City councillors in West Hollywood in LA have chosen a winner in a design competition for a digital OOH ad structure that will be seen by motorists and pedestrians along the famed Sunset Boulevard.
Called the West Hollywood Belltower, the three-sided vertical structure is anything but a digital billboard stuck on of a pylon. The screens are more akin to what people see on the big portrait LED marquees on the Las Vegas Strip, and the structure has an interior with ambient LED pedestrians will evidently be able to engage with their smartphones.
The exterior of the structure will be sheathed in perforated metal panels that will be embedded with LED technology, video screens and theatrical lighting.
The structure’s vertical orientation stands in contrast to the flat, horizontal billboards that currently line the Sunset Strip.
“It avoids the ‘sign-on-a-stick’ billboard typology in favour of something spatial and interactive,” the architect said. “It operates on the level of deep urban archetypes, such as ancient bell-towers, clock-towers and obelisks, which are associated with civic space and community engagement.”

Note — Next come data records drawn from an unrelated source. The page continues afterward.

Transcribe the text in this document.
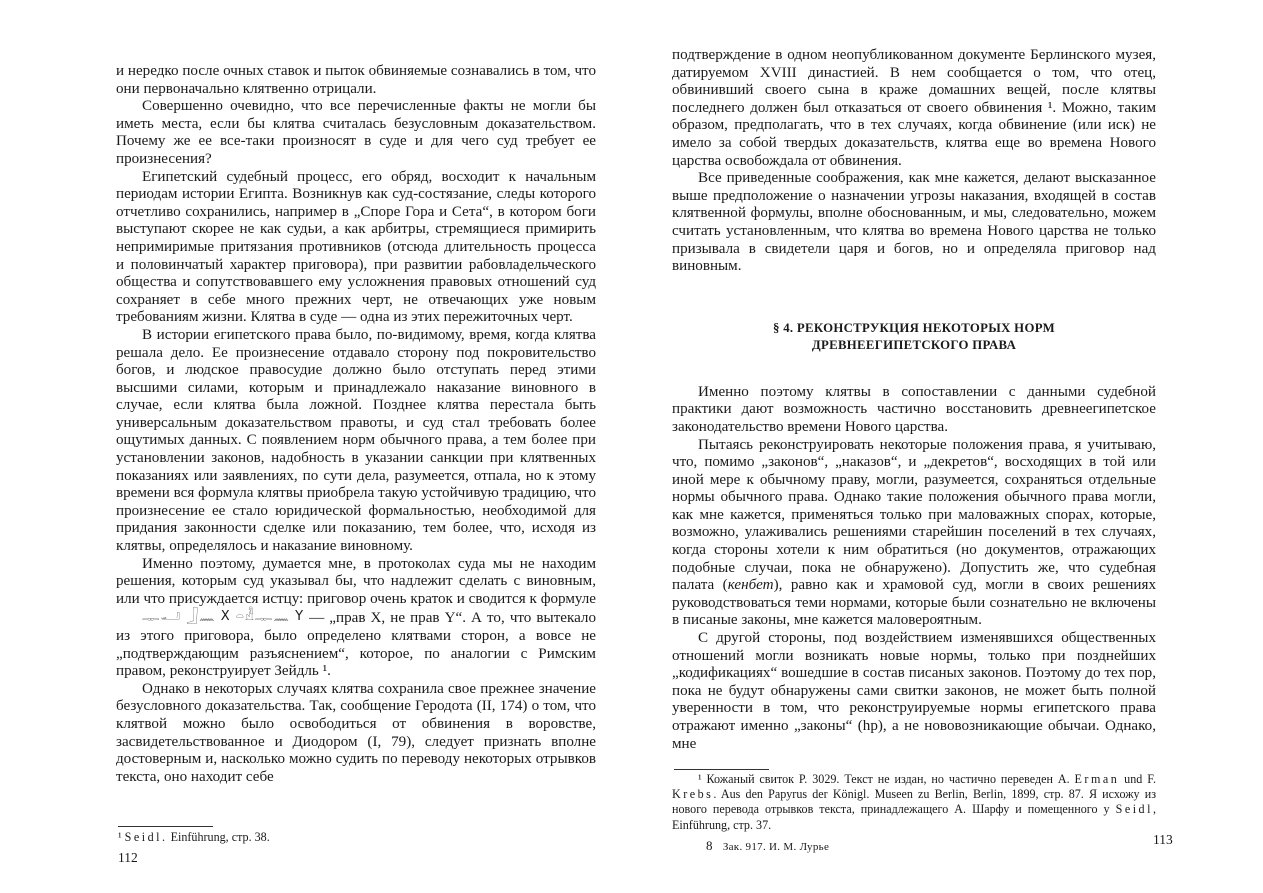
и нередко после очных ставок и пыток обвиняемые сознавались в том, что они первоначально клятвенно отрицали.

Совершенно очевидно, что все перечисленные факты не могли бы иметь места, если бы клятва считалась безусловным доказательством. Почему же ее все-таки произносят в суде и для чего суд требует ее произнесения?

Египетский судебный процесс, его обряд, восходит к начальным периодам истории Египта. Возникнув как суд-состязание, следы которого отчетливо сохранились, например в „Споре Гора и Сета“, в котором боги выступают скорее не как судьи, а как арбитры, стремящиеся примирить непримиримые притязания противников (отсюда длительность процесса и половинчатый характер приговора), при развитии рабовладельческого общества и сопутствовавшего ему усложнения правовых отношений суд сохраняет в себе много прежних черт, не отвечающих уже новым требованиям жизни. Клятва в суде — одна из этих пережиточных черт.

В истории египетского права было, по-видимому, время, когда клятва решала дело. Ее произнесение отдавало сторону под покровительство богов, и людское правосудие должно было отступать перед этими высшими силами, которым и принадлежало наказание виновного в случае, если клятва была ложной. Позднее клятва перестала быть универсальным доказательством правоты, и суд стал требовать более ощутимых данных. С появлением норм обычного права, а тем более при установлении законов, надобность в указании санкции при клятвенных показаниях или заявлениях, по сути дела, разумеется, отпала, но к этому времени вся формула клятвы приобрела такую устойчивую традицию, что произнесение ее стало юридической формальностью, необходимой для придания законности сделке или показанию, тем более, что, исходя из клятвы, определялось и наказание виновному.

Именно поэтому, думается мне, в протоколах суда мы не находим решения, которым суд указывал бы, что надлежит сделать с виновным, или что присуждается истцу: приговор очень краток и сводится к формуле 𓊃𓂝 𓃀𓈖 X 𓏏𓁐𓊃𓈖 Y — „прав X, не прав Y“. А то, что вытекало из этого приговора, было определено клятвами сторон, а вовсе не „подтверждающим разъяснением“, которое, по аналогии с Римским правом, реконструирует Зейдль ¹.

Однако в некоторых случаях клятва сохранила свое прежнее значение безусловного доказательства. Так, сообщение Геродота (II, 174) о том, что клятвой можно было освободиться от обвинения в воровстве, засвидетельствованное и Диодором (I, 79), следует признать вполне достоверным и, насколько можно судить по переводу некоторых отрывков текста, оно находит себе

¹ Seidl. Einführung, стр. 38.
112

подтверждение в одном неопубликованном документе Берлинского музея, датируемом XVIII династией. В нем сообщается о том, что отец, обвинивший своего сына в краже домашних вещей, после клятвы последнего должен был отказаться от своего обвинения ¹. Можно, таким образом, предполагать, что в тех случаях, когда обвинение (или иск) не имело за собой твердых доказательств, клятва еще во времена Нового царства освобождала от обвинения.

Все приведенные соображения, как мне кажется, делают высказанное выше предположение о назначении угрозы наказания, входящей в состав клятвенной формулы, вполне обоснованным, и мы, следовательно, можем считать установленным, что клятва во времена Нового царства не только призывала в свидетели царя и богов, но и определяла приговор над виновным.

§ 4. РЕКОНСТРУКЦИЯ НЕКОТОРЫХ НОРМ
ДРЕВНЕЕГИПЕТСКОГО ПРАВА

Именно поэтому клятвы в сопоставлении с данными судебной практики дают возможность частично восстановить древнеегипетское законодательство времени Нового царства.

Пытаясь реконструировать некоторые положения права, я учитываю, что, помимо „законов“, „наказов“, и „декретов“, восходящих в той или иной мере к обычному праву, могли, разумеется, сохраняться отдельные нормы обычного права. Однако такие положения обычного права могли, как мне кажется, применяться только при маловажных спорах, которые, возможно, улаживались решениями старейшин поселений в тех случаях, когда стороны хотели к ним обратиться (но документов, отражающих подобные случаи, пока не обнаружено). Допустить же, что судебная палата (кенбет), равно как и храмовой суд, могли в своих решениях руководствоваться теми нормами, которые были сознательно не включены в писаные законы, мне кажется маловероятным.

С другой стороны, под воздействием изменявшихся общественных отношений могли возникать новые нормы, только при позднейших „кодификациях“ вошедшие в состав писаных законов. Поэтому до тех пор, пока не будут обнаружены сами свитки законов, не может быть полной уверенности в том, что реконструируемые нормы египетского права отражают именно „законы“ (hp), а не нововозникающие обычаи. Однако, мне

¹ Кожаный свиток P. 3029. Текст не издан, но частично переведен A. Erman und F. Krebs. Aus den Papyrus der Königl. Museen zu Berlin, Berlin, 1899, стр. 87. Я исхожу из нового перевода отрывков текста, принадлежащего А. Шарфу и помещенного у Seidl, Einführung, стр. 37.
8 Зак. 917. И. М. Лурье	113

The design also speaks to the ongoing hybridization of content and the idea that “media is no longer a just a way of advertising but a way of life”, the architect added.
The interior will contain a sculptural object that is programmed with both social media and interactive content. While visible to passing drivers, the object is primarily intended to engage pedestrians.
“Pedestrians can interact with it directly via apps on their smartphones, altering patterns of light pulled from the deep web, or ‘pushing’ digitally altered media content onto it,” the firm said.
Very nice. Though anything but cheap to do. From what I recall of driving that stretch of road, there are GIANT print billboards on or atop some buildings, often promoting films or album releases.
Interestingly, it doesn’t appear one of the national outdoor media companies has the ad concession. The ad partner on the project is Orange Barrel Media, which is in about a dozen US markets.